STATE OF NEBRASKA, APPELLEE, v. PAUL KARL GOLTER, APPELLANT
No. 82-646
Supreme Court of Nebraska
December 23, 1983
342 N.W.2d 650
N.W.2d 89 (1963), supp. op. 176 Neb. 446, 126 N.W.2d 485 (1964). AFFIRMED WITH DIRECTIONS.
Paul L. Douglas, Attorney General, and Patrick T. O‘Brien, for appellee.
KRIVOSHA, C.J., BOSLAUGH, MCCOWN, WHITE, HASTINGS, CAPORALE, and SHANAHAN, JJ.
SHANAHAN, J.
Paul Karl Golter was charged with conspiracy to deliver a controlled substance.

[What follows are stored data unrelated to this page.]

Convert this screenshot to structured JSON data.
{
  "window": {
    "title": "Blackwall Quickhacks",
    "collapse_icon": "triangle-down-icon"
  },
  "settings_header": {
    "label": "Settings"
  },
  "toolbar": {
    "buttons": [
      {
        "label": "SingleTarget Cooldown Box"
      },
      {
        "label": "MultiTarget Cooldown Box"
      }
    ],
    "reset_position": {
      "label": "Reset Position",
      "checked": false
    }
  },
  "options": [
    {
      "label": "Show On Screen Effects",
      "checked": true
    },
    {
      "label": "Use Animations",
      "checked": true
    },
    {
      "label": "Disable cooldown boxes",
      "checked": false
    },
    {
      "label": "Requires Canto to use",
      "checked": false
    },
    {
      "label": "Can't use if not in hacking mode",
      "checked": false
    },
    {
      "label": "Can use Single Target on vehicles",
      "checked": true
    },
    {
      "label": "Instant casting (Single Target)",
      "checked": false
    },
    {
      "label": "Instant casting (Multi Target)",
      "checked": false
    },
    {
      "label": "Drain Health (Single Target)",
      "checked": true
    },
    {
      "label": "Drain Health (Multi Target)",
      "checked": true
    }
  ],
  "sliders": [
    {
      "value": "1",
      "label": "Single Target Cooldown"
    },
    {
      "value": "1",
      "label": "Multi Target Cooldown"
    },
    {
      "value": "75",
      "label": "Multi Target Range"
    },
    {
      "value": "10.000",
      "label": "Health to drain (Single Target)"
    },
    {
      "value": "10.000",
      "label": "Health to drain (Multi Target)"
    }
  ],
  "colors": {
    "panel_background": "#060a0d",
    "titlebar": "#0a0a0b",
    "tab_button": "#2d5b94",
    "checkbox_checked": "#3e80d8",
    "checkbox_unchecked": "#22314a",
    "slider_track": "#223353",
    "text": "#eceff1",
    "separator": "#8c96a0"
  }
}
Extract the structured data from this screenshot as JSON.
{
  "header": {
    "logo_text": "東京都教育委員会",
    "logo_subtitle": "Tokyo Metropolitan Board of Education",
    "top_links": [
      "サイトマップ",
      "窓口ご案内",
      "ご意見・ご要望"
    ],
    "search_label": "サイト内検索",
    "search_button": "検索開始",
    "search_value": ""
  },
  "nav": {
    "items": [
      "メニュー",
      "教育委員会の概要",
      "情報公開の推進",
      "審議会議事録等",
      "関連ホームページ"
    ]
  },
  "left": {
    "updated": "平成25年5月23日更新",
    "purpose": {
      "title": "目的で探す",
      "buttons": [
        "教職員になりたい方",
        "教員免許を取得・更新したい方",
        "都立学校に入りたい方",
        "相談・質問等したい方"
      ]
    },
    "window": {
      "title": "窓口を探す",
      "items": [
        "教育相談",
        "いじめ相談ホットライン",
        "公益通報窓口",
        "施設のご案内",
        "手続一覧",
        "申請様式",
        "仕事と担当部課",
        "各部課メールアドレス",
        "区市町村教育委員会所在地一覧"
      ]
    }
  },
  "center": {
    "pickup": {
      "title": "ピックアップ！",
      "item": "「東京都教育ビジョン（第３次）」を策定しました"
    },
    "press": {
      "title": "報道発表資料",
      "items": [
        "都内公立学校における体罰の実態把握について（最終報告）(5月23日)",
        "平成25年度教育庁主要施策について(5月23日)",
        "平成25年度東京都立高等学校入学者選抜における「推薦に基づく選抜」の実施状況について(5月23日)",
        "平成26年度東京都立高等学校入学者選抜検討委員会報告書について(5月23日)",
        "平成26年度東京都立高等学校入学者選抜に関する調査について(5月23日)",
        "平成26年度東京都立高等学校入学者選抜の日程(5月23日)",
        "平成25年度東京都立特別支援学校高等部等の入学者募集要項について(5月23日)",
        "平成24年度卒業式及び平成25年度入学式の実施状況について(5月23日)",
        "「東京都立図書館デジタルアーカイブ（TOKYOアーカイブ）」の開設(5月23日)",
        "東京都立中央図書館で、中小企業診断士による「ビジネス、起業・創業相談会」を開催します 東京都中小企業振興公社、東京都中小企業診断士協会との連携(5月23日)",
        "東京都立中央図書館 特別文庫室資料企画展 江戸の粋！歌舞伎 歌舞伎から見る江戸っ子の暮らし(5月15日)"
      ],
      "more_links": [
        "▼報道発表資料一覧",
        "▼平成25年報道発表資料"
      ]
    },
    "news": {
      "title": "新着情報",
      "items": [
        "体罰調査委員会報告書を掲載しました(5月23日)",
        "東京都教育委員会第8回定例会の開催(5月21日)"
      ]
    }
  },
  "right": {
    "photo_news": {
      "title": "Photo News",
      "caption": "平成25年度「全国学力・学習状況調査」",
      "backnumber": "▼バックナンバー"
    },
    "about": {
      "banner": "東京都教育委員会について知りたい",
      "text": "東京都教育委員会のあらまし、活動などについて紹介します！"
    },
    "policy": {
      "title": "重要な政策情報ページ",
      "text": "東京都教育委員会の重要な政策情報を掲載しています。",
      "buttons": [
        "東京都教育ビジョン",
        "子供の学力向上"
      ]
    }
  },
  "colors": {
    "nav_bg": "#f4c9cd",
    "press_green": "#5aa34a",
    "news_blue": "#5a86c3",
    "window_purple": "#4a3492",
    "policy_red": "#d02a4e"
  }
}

On November 11, 1981, the county attorney of Antelope County, Nebraska, applied to the district court for an order authorizing a wiretap of the residential telephone of Paul Karl Golter of Antelope County, Nebraska. Attached to the county attorney‘s application was an affidavit of Manuel S. Gallardo, a drug investigator for the Nebraska State Patrol. That affidavit was also dated November 11, 1981. Gallardo‘s affidavit contained several allegations in support of the application for the wiretap. A criminal investigator for the State Patrol attempted to purchase 1/2 ounce of cocaine from Golter on December 6, 1980. In the investigator‘s car parked outside a tavern, Golter delivered 1/2 ounce of cocaine to the investigator, who paid Golter $1,125 for the delivery. At this meeting Golter mentioned he could deliver two kinds of cocaine. In the car Golter produced a vial of cocaine and proceeded to “snort” some. Golter then handed the vial of cocaine to the investigator, who simulated “snorting the cocaine.” The investigator‘s refusal to “snort the cocaine” bothered Golter. Golter gave the $1,125 back to the investigator, who later returned the cocaine to Golter. After several contacts the investigator failed to make arrangements for a “deal” with Golter. The investigator‘s subsequent attempts to contact Golter were unsuccessful because Golter did not return the investigator‘s telephone calls. A second undercover purchase would create suspicion, according to the affidavit. The affidavit continued by reciting that Alan Golter, a relative of Paul Golter, was the subject of an investigation from October 7 to October 10, 1981, regarding the sale of marijuana, but there is no reference to participation by Paul Golter. Alan Golter, on October 8, 1981, detected an aerial surveillance by the State Patrol. (The exact site under aerial surveillance is not specified in the affidavit.)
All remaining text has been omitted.